Je n’aurais jamais imaginé que plus d’un an après avoir abandonné mon blog, mon premier billet de cette année aurait pour sujet une pareille tragédie. Oui, cela n’arrive pas qu’aux autres. J’ai toujours pensé que les victimes de harcèlement sexuel avaient tendance à dramatiser les faits mais là je me rends compte de mon erreur. Je vivais dans une bulle, un monde imaginaire dans lequel tous les hommes se comportaient comme mes amis et moi, en parfaits gentlemen alors qu’il n’en est rien. L’histoire de Candy m’a ouvert les yeux et m’a fait comprendre que le monde dans lequel je vis est bien plus dangereux qu’il ne paraît.

Une nouvelle fois cette question qui sans cesse me tourmente refait surface : « Pourquoi faire des enfants quand on sait qu’on ne peut pas en prendre soin ? ». Oui, il est facile pour toi de dire cela, de t’en prendre aux parents car tu ne connais rien de la vie, pensez-vous. Soit ! Je pense que lorsque l’on prend la responsabilité de donner naissance à un enfant, un innocent, un être qui n’a pas demandé à naître, il faut assumer son acte jusqu’au bout, et ce quoiqu’il puisse arriver.
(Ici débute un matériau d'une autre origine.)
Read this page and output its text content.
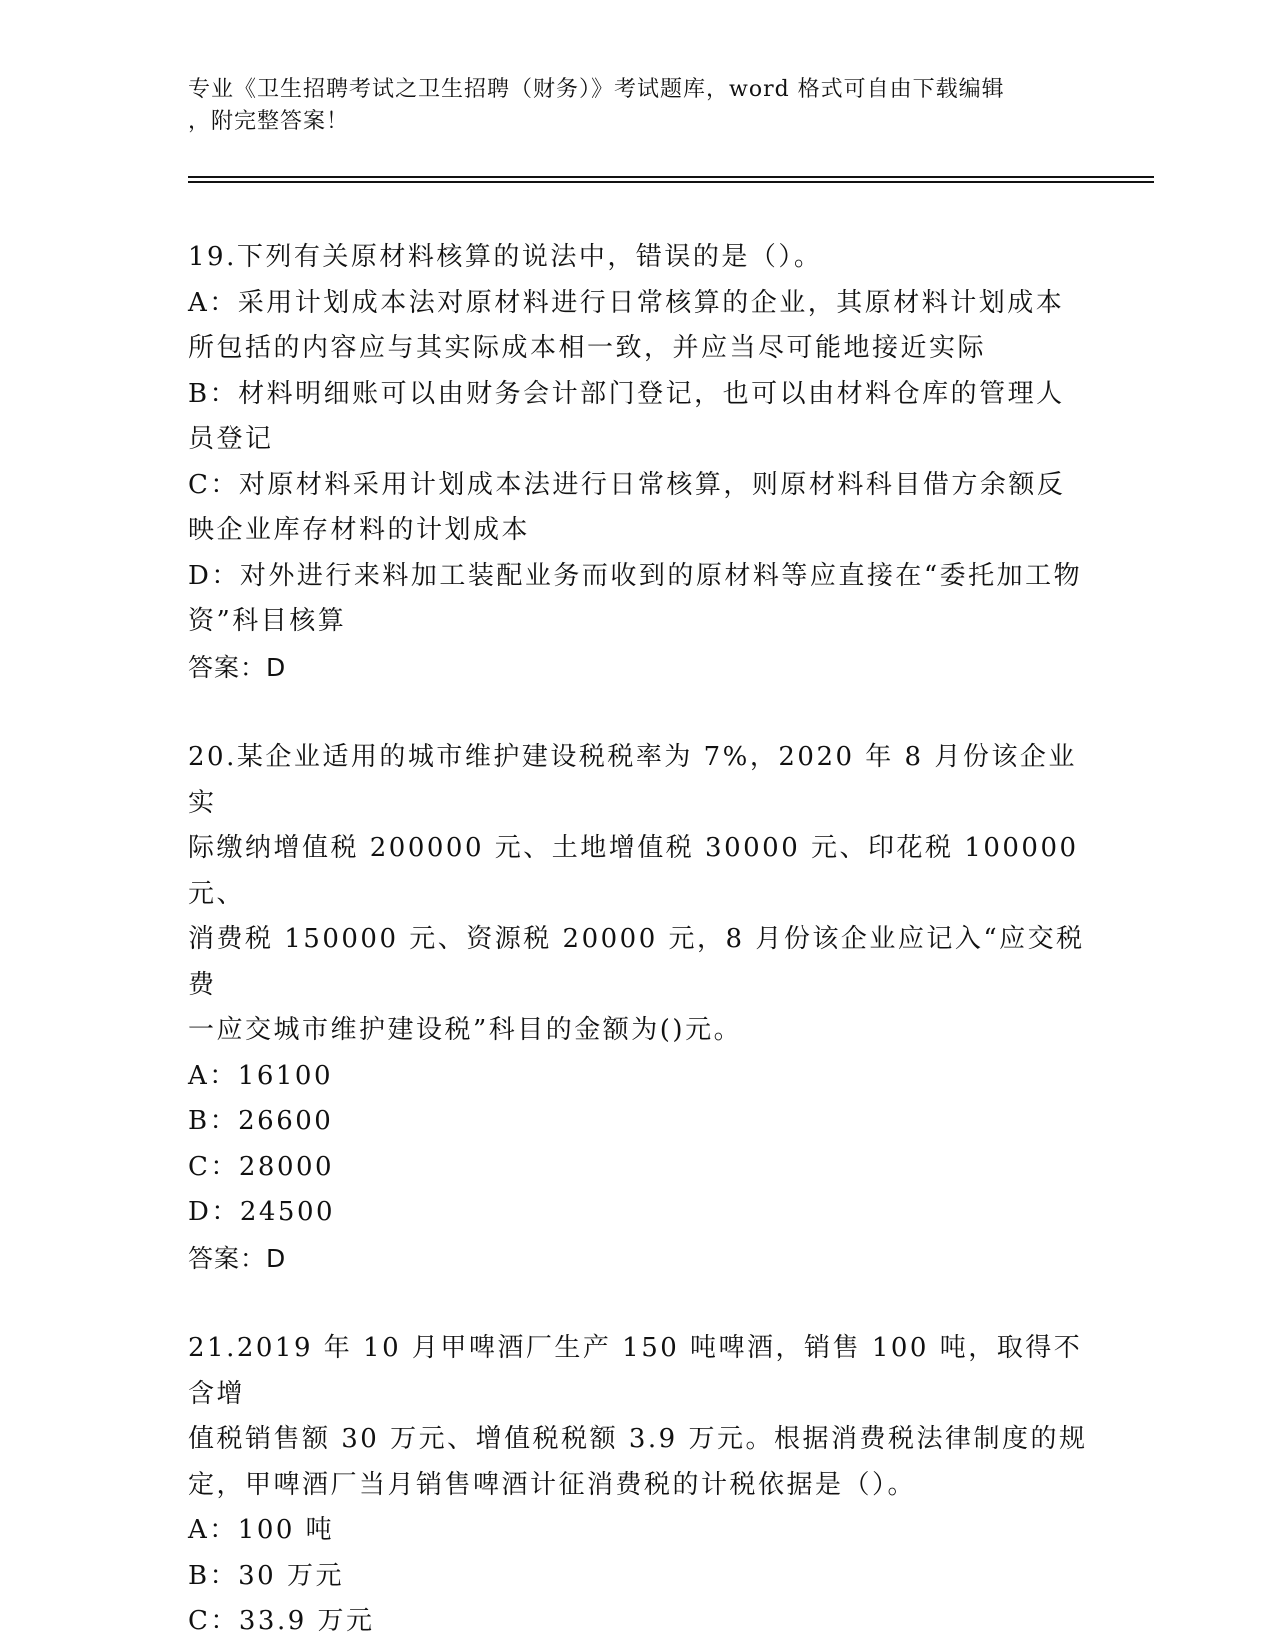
专业《卫生招聘考试之卫生招聘（财务）》考试题库，word 格式可自由下载编辑
，附完整答案！

19.下列有关原材料核算的说法中，错误的是（）。

A：采用计划成本法对原材料进行日常核算的企业，其原材料计划成本所包括的内容应与其实际成本相一致，并应当尽可能地接近实际

B：材料明细账可以由财务会计部门登记，也可以由材料仓库的管理人员登记

C：对原材料采用计划成本法进行日常核算，则原材料科目借方余额反映企业库存材料的计划成本

D：对外进行来料加工装配业务而收到的原材料等应直接在“委托加工物资”科目核算

答案：D

20.某企业适用的城市维护建设税税率为 7%，2020 年 8 月份该企业实

际缴纳增值税 200000 元、土地增值税 30000 元、印花税 100000 元、

消费税 150000 元、资源税 20000 元，8 月份该企业应记入“应交税费

一应交城市维护建设税”科目的金额为()元。

A：16100

B：26600

C：28000

D：24500

答案：D

21.2019 年 10 月甲啤酒厂生产 150 吨啤酒，销售 100 吨，取得不含增

值税销售额 30 万元、增值税税额 3.9 万元。根据消费税法律制度的规

定，甲啤酒厂当月销售啤酒计征消费税的计税依据是（）。

A：100 吨

B：30 万元

C：33.9 万元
Etant moi-même papa et chômeur depuis un an déjà – ça c’est une autre histoire -, je sais que cela n’est pas chose aisée d’éduquer et de prendre soin de son enfant, de ses enfants ; mais à qui la faute ? Nos enfants doivent-ils payer les coups durs que nous fait vivre la vie ?

Au moment où je mets en ligne ce billet, je ne puis m’empêcher d’imaginer ce que Candy a bien pu vivre durant la nuit du vendredi au samedi matin. Je n’arrive même pas à me mettre à sa place. Je ne peux imaginer pareil scénario pour ma fille, mon fils, ma sœur, mon frère. Qu’est-ce qui a bien pu passer par la tête de son employeur ? Je n’arrive pas à me l’expliquer. Une chose est sûre, j’espère juste que Candy survivra à cette épreuve et que la vie finira par lui sourire car, comme tous les enfants, elle le mérite.